И чреваты жёны медведю хлеб дают из руки, да рыкнет, девица будет, а молчит – отрок будет.

Русские гадания

Я родился зимой второго февраля года 1947 в Белоруссии. Отец мой, фронтовик, командир танка, тяжело раненый, едва не сгорел заживо, запертый в броне. Теперь начальник автоколонны в 200 машин, строил дорогу на Брест. Днём строил, а ночью спал с пистолетом под подушкой в хате у старика-белоруса. Время неспокойное, послевоенное, недобитые банды вокруг бродили в лесах. Приснился моей матери аист. По белорусскому поверью – сын родится. Носила меня мать под сердцем ровно девять месяцев и благополучно разрешилась от бремени в десять часов утра. За окном родильного дома в районном городке яркий чудесный день, сверкали искорки снега. Вспоминает моя мать Мария, в девичестве Румянцева, а по мужу Овсянникова. Отец мой Александр Викторович на радостях, что родился сын, в честь моего появления на свет пропил 600 рублей, деньги по тем временам немалые. Отец гулял весь месяц, весь февраль в компании сослуживцев-офицеров. Мать моя очень сокрушалась о потере капитала. На свой дом копили. Блокадная ленинградка, брови серьёзные, сама как струнка, миниатюрная: рост метр пятьдесят два.

Житье это белорусское у родителей моих не мёдом мазано. Длилось два года. Мать моя зачитывалась Львом Толстым. «Война и мир», «Анна Каренина», «Семейное счастье». Отец мой читал мало, библиоманией он не болел, но книги покупал при случае и берёг. Также любил он хвастаться перед друзьями: какая у него жена, его Машенька, начитанная. Сам он больше глядел на дно стакана, чем на страницу. Отец мой не горевал. Гуляка, отец мой, весёлый собутыльник, первый его враг был – уныние; шутки не сходили с его румяных балагурных губ. Шоферня, ребята ножевые, души в нём не чаяли за его щедрость и широкий нрав. Стояли за него горой. Скажи дурное слово – разорвут. Добряк, последнюю рубашку с себя снимет, рот только раскрой – с просьбой. Отдаёт мой отец свою последнюю нательную рубаху первому встречному и пойдёт, босый да голый, по чистому холодному снегу в поле. Высоколобый, грустно улыбаясь. И поднимется в том безбрежном поле метель, закрутятся вихри, и сгинет мой отец в том поле, сам – снежный вихрь.
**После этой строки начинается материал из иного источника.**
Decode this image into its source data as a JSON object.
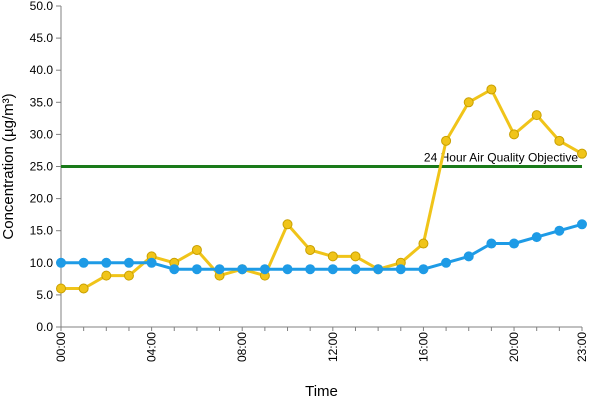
{
  "chart_data": {
    "type": "line",
    "title": "",
    "xlabel": "Time",
    "ylabel": "Concentration (µg/m³)",
    "ylim": [
      0,
      50
    ],
    "yticks": [
      "0.0",
      "5.0",
      "10.0",
      "15.0",
      "20.0",
      "25.0",
      "30.0",
      "35.0",
      "40.0",
      "45.0",
      "50.0"
    ],
    "x": [
      "00:00",
      "01:00",
      "02:00",
      "03:00",
      "04:00",
      "05:00",
      "06:00",
      "07:00",
      "08:00",
      "09:00",
      "10:00",
      "11:00",
      "12:00",
      "13:00",
      "14:00",
      "15:00",
      "16:00",
      "17:00",
      "18:00",
      "19:00",
      "20:00",
      "21:00",
      "22:00",
      "23:00"
    ],
    "xtick_labels": [
      "00:00",
      "04:00",
      "08:00",
      "12:00",
      "16:00",
      "20:00",
      "23:00"
    ],
    "grid": false,
    "series": [
      {
        "color": "#f0c419",
        "edge_color": "#c9a000",
        "values": [
          6,
          6,
          8,
          8,
          11,
          10,
          12,
          8,
          9,
          8,
          16,
          12,
          11,
          11,
          9,
          10,
          13,
          29,
          35,
          37,
          30,
          33,
          29,
          27
        ]
      },
      {
        "color": "#1e9be6",
        "edge_color": "#1e9be6",
        "values": [
          10,
          10,
          10,
          10,
          10,
          9,
          9,
          9,
          9,
          9,
          9,
          9,
          9,
          9,
          9,
          9,
          9,
          10,
          11,
          13,
          13,
          14,
          15,
          16
        ]
      }
    ],
    "reference_line": {
      "value": 25,
      "label": "24 Hour Air Quality Objective",
      "color": "#1a7a1a"
    }
  }
}
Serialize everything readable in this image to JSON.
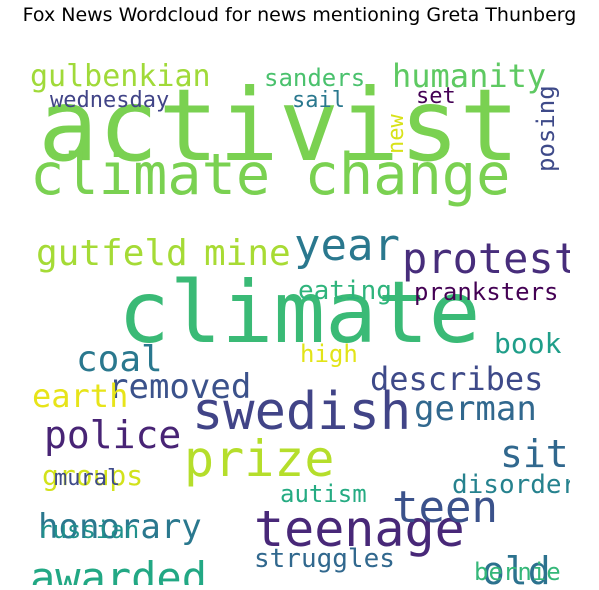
{
  "title": "Fox News Wordcloud for news mentioning Greta Thunberg",
  "words": [
    {
      "text": "activist",
      "color": "#7ad151"
    },
    {
      "text": "climate change",
      "color": "#7ad151"
    },
    {
      "text": "climate",
      "color": "#3aba76"
    },
    {
      "text": "swedish",
      "color": "#414487"
    },
    {
      "text": "teenage",
      "color": "#482878"
    },
    {
      "text": "prize",
      "color": "#b5de2b"
    },
    {
      "text": "year",
      "color": "#2a788e"
    },
    {
      "text": "protest",
      "color": "#472d7b"
    },
    {
      "text": "gutfeld",
      "color": "#a5db36"
    },
    {
      "text": "mine",
      "color": "#a8db34"
    },
    {
      "text": "teen",
      "color": "#3b528b"
    },
    {
      "text": "awarded",
      "color": "#22a884"
    },
    {
      "text": "police",
      "color": "#482475"
    },
    {
      "text": "german",
      "color": "#31688e"
    },
    {
      "text": "describes",
      "color": "#3e4a89"
    },
    {
      "text": "removed",
      "color": "#3b528b"
    },
    {
      "text": "honorary",
      "color": "#2a788e"
    },
    {
      "text": "site",
      "color": "#31688e"
    },
    {
      "text": "old",
      "color": "#2c728e"
    },
    {
      "text": "gulbenkian",
      "color": "#a0da39"
    },
    {
      "text": "humanity",
      "color": "#5ec962"
    },
    {
      "text": "groups",
      "color": "#d2e21b"
    },
    {
      "text": "coal",
      "color": "#2a788e"
    },
    {
      "text": "earth",
      "color": "#e7e419"
    },
    {
      "text": "eating",
      "color": "#2fb47c"
    },
    {
      "text": "book",
      "color": "#1f9e89"
    },
    {
      "text": "pranksters",
      "color": "#440154"
    },
    {
      "text": "high",
      "color": "#e2e418"
    },
    {
      "text": "disorder",
      "color": "#26828e"
    },
    {
      "text": "autism",
      "color": "#25ab82"
    },
    {
      "text": "struggles",
      "color": "#31688e"
    },
    {
      "text": "russian",
      "color": "#21918c"
    },
    {
      "text": "mural",
      "color": "#3e4a89"
    },
    {
      "text": "bernie",
      "color": "#35b779"
    },
    {
      "text": "sanders",
      "color": "#4ac16d"
    },
    {
      "text": "sail",
      "color": "#2a788e"
    },
    {
      "text": "set",
      "color": "#440154"
    },
    {
      "text": "wednesday",
      "color": "#414487"
    },
    {
      "text": "new",
      "color": "#d8e219"
    },
    {
      "text": "posing",
      "color": "#3e4a89"
    }
  ]
}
Со смертью не шутят. Отец мой был полон телом, кожа белая, как сметана. Ростом невелик, на полголовы повыше моей матери. Лоб-купол в залысинах. А ноги коротенькие, походка враскачку, сбитые каблуки, медведь косолапый.

Тот февральский стакан в руке моего отца не расплеснётся; чтобы жизнь была полная; толстые балагурные губы, пилотка.
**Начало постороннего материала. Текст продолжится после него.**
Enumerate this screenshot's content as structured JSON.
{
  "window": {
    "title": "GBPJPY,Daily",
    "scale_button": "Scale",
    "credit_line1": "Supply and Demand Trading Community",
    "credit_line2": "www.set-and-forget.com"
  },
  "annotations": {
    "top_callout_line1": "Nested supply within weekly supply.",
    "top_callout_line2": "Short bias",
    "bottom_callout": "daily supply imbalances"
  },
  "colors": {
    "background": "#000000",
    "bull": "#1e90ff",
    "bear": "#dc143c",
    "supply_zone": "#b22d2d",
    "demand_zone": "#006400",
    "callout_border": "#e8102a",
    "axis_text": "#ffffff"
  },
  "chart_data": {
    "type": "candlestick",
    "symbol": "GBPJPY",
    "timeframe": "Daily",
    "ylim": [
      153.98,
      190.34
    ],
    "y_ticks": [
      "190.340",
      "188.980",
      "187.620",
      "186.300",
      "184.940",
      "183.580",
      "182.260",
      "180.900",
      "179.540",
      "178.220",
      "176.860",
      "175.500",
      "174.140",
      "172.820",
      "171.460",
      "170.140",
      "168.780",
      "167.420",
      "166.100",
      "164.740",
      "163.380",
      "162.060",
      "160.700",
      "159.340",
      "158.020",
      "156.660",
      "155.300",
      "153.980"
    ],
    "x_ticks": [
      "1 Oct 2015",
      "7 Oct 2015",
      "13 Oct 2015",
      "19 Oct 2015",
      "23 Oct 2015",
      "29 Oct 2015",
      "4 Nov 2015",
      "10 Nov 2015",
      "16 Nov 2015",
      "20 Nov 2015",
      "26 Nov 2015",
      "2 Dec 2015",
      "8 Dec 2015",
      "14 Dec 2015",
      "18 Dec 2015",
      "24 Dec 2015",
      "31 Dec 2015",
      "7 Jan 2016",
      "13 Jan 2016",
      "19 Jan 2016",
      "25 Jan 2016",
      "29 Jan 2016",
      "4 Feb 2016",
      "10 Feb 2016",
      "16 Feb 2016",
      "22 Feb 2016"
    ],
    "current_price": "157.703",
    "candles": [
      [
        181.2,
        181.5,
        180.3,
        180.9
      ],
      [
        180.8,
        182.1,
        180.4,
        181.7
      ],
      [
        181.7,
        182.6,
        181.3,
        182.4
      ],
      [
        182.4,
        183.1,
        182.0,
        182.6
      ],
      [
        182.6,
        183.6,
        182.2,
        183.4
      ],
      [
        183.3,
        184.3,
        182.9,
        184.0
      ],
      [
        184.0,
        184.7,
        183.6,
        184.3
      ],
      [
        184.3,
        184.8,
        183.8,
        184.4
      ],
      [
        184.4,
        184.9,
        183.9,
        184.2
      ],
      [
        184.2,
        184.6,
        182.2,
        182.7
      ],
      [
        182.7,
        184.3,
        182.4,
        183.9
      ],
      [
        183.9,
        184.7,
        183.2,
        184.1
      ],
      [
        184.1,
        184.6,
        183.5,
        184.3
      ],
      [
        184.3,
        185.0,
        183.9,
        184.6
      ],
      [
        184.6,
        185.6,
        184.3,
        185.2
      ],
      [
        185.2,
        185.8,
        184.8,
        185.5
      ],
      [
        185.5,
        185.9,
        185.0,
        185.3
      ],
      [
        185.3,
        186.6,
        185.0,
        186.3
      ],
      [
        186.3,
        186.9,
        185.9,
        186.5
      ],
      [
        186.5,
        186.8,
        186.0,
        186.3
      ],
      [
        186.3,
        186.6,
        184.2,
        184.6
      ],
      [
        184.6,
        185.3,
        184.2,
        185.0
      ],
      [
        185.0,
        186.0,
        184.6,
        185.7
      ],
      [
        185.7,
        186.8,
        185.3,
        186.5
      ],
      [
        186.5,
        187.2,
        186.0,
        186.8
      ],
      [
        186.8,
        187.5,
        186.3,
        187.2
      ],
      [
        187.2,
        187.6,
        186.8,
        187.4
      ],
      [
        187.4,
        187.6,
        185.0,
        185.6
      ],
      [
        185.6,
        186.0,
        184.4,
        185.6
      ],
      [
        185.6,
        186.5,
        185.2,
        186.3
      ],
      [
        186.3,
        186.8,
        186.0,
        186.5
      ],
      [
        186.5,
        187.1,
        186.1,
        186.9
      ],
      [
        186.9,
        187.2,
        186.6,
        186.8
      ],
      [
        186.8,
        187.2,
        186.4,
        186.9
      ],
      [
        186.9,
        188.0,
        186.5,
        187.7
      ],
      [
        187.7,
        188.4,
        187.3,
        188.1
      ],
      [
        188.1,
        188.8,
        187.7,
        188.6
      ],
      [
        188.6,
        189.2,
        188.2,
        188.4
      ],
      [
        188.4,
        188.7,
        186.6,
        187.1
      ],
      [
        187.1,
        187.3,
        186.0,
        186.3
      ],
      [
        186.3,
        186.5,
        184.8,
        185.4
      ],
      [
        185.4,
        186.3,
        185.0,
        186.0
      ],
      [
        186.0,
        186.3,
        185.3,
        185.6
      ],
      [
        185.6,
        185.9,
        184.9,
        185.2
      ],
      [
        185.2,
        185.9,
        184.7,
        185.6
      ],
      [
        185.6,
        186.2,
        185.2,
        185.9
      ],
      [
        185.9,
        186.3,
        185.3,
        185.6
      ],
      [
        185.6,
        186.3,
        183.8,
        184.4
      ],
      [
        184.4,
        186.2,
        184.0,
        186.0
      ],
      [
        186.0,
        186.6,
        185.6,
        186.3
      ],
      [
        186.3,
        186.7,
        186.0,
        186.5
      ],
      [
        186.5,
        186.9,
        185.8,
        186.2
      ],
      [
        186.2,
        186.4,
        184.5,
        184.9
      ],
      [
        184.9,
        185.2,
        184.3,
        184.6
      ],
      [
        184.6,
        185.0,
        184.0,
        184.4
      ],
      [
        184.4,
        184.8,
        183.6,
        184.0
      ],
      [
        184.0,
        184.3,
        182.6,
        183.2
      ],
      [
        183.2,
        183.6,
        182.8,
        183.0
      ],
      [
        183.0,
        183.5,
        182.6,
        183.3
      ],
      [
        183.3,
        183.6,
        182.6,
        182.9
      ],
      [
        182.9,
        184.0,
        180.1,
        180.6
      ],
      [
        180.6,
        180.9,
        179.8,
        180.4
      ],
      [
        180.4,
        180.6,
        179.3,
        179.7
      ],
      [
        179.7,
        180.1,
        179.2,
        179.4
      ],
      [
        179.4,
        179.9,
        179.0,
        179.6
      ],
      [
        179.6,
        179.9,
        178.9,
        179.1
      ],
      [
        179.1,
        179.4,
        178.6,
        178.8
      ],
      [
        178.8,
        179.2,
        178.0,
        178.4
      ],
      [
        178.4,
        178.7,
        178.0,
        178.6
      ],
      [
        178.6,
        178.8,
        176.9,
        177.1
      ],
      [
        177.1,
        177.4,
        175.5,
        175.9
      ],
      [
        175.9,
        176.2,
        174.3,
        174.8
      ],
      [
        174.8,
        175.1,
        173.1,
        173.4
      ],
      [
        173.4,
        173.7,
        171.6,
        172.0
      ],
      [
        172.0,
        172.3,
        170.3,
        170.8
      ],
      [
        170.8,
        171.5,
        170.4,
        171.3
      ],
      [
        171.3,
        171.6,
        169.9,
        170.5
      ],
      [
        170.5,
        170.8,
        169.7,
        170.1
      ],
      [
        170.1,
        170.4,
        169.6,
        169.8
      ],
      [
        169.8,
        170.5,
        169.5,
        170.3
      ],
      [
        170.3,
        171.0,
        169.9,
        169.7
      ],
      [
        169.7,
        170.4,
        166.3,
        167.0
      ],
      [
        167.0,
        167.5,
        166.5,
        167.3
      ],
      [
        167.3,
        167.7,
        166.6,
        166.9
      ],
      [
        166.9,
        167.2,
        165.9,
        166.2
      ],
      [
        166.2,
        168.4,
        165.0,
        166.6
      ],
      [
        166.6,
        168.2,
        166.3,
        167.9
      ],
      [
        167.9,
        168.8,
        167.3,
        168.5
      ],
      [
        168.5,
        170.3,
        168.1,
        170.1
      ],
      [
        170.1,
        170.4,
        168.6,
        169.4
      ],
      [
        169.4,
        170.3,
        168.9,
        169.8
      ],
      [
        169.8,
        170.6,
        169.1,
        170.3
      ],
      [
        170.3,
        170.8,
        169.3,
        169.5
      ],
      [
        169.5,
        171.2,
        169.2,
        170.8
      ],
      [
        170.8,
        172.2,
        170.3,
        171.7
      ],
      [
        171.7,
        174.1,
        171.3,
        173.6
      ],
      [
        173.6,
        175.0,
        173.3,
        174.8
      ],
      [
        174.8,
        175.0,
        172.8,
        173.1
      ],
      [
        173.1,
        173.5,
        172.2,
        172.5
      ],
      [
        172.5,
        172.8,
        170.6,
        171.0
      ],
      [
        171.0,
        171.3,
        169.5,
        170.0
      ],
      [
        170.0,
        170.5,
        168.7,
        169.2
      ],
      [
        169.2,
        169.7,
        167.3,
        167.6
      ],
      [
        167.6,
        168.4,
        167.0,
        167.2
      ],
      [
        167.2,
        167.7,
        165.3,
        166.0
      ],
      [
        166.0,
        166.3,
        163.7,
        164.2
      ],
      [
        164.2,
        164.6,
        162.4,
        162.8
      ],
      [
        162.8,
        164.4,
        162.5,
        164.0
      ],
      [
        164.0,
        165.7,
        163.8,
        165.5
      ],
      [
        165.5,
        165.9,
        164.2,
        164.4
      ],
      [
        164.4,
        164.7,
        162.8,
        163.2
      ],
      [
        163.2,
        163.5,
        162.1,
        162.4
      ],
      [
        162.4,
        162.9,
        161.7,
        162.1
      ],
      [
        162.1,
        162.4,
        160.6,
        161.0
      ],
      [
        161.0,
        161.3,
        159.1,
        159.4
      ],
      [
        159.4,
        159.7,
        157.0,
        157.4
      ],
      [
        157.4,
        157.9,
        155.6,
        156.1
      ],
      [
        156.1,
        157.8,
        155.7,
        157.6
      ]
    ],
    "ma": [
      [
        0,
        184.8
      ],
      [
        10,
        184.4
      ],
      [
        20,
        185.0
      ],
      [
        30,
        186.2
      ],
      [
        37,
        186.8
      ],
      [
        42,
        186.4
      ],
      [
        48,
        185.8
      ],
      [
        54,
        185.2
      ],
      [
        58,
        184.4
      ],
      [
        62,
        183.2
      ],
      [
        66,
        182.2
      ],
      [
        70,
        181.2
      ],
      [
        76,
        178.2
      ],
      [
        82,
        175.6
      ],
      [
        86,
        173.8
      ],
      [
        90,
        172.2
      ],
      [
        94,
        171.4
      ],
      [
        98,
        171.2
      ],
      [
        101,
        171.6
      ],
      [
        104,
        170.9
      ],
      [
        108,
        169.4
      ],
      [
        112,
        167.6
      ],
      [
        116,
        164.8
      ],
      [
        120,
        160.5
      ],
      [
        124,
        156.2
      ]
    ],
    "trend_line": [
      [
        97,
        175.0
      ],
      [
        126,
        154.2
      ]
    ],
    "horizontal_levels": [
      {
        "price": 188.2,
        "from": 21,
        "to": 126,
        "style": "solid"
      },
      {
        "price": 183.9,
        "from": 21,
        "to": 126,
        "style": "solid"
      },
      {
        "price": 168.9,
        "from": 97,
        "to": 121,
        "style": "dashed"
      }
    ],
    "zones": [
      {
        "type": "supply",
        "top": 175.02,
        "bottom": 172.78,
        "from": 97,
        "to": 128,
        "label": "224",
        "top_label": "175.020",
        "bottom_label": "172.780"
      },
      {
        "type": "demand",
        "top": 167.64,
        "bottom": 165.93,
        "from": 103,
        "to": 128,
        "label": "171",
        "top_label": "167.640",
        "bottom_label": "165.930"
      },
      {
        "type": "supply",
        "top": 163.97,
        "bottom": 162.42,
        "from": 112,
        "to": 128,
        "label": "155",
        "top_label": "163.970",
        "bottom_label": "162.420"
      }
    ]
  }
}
В белорусской избе с узорными наличниками, где жили мои отец и мать, сладко проспал я в колыбели, запелёнутый и укутанный, первый год свой. Деревня называлась: Тартак. В паспорт мой вписана – как место моего рождения. Мать в начале беременности очень томилась. Захотелось ей свежепросоленных огурцов с молодой картошкой, так захотелось – хоть умри. А где взять? Не выросли ещё. Попал мой отец в гости, а там как раз скороспелые огурцы и бульбу рассыпчатую лопают. «Что ж ты, Александр Викторович, не ешь?» – спрашивают хозяева. «Не хочу. Маше моей очень хочется. Ей отнесу», – отвечал отец. Потом далеко разнеслась молва об отцовской заботливости: как Александр Викторович жену свою холит и лелеет.

Отец мой любил яичницу-глазунью и картошку, крупно нарезанную, зажаренную на сале, со шкварками. Целыми сковородами наворачивал, и этот крестьянский стол никогда ему не надоедал. У матери не было много хлопот на кухне. Ещё мой отец любил рыбу, особенно селёдку. Мать, наоборот, ничего рыбного в рот не брала. От селёдки её трясло. Тут у них были серьёзные разногласия и доходило до ссор.
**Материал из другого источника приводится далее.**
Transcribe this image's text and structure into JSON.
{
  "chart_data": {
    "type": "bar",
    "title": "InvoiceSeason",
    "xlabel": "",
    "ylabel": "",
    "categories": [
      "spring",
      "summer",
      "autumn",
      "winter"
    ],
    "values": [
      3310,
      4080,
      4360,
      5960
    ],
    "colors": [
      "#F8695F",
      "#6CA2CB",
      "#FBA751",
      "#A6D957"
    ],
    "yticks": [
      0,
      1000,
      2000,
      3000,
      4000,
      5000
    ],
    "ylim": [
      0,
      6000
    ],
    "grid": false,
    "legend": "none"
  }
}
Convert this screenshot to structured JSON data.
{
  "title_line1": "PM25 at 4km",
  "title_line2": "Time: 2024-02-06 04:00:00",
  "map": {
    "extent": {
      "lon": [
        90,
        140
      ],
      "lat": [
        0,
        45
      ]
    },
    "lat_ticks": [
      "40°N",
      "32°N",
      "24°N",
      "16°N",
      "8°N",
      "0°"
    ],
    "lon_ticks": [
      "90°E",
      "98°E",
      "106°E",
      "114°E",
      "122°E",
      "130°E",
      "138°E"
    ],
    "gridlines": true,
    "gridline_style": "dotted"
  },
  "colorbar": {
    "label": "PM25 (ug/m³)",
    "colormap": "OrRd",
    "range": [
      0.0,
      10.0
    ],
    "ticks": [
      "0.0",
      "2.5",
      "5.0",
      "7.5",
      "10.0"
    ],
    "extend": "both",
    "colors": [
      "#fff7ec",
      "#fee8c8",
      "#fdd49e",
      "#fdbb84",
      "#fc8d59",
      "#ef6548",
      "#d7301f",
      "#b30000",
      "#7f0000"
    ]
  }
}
Ездили на служебной отцовской машине в районный город Барановичи, там на базаре купили подушку и шубу.

Отец мой сильно пил, море было ему по колено. Брёл мой отец вброд через великие пьяные воды, через океаны водки, потупясь, свесив хмельную лобастую голову, а из двух его налитых доверху глаз-стаканов текли горькие ручьи чистого неразбавленного спирта. «За тех, кто в море» – был любимый отцовский тост. Без обмана, как в басне Эзопа, он то море мог бы один и высосать ненасытными толстыми губами, держа безбрежную амфору крепко за уши. Выдул бы за милую душу – с моряками, с китами, с флотами всех стран. Осушил бы до дна, не поморщась, губы рукавом кителя вытер бы и пошел всхрапнуть часок-другой где-нибудь в укромном уголке. «Счастливая ты, Мария, – говорили моей матери, завидуя, замужние белоруски в деревне. – Какой у тебя супруг, благоверный твой, покладистый да спокойный, никогда не буянит. Выпьет чарочку и тихо спать завалится».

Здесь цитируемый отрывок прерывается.